In the Second Partition of Poland, in 1793, it was annexed by Prussia. Following the successful Greater Poland uprising of 1806, it was regained by Poles and included within the short-lived Duchy of Warsaw. After the duchy's dissolution in 1815, it was re-annexed by Prussia, within which it formed part of the initially autonomous Grand Duchy of Poznań. During that period (1815-1848), it belonged to the larger villages in the district of Kreis Krotoschin in the administrative region of Posen. Rzemiechów belonged to the Kuklinów district of this county and was part of the Kuklinów estate owned by Józef Chełkowski. Following World War I, Poland regained independence and control of the village.

== Population ==
According to the official census from 1837, the village hit a possible peak population at 196 inhabitants, who lived in 19 houses. When the Rzemiechów forest clearing later took place, the village was noted to have been reduced to only 1 house and 4 inhabitants.

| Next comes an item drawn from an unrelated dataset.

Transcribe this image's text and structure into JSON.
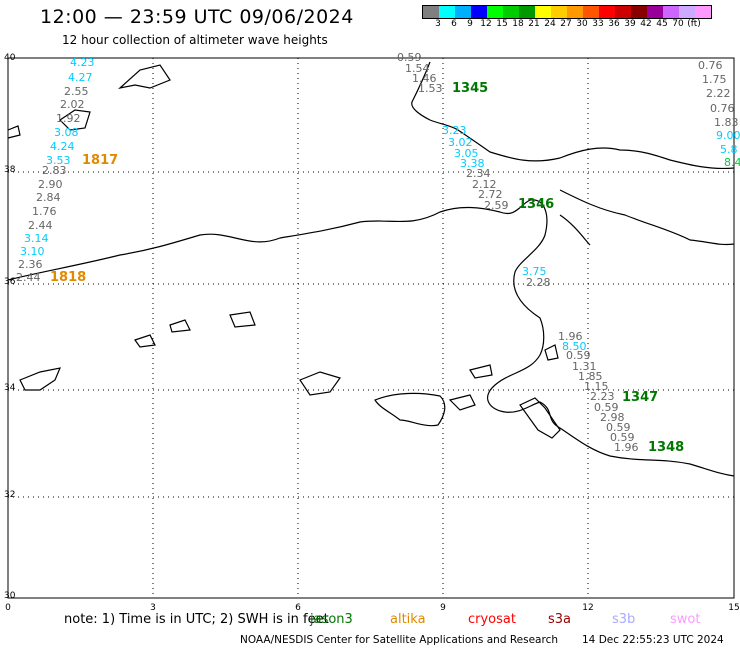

Eventually the population rose again, and in 1975, the census showed the village at a population of 34 inhabitants. In the 1990 census, the population dropped by one person to 33 inhabitants. In the 2000 census, the village population rose by ten to 43 inhabitants. In the most recent 2015 census, the village population remained the same at 43 inhabitants. The population of the village is expected to drop back to only 31 in 2050, and 18 in 2100.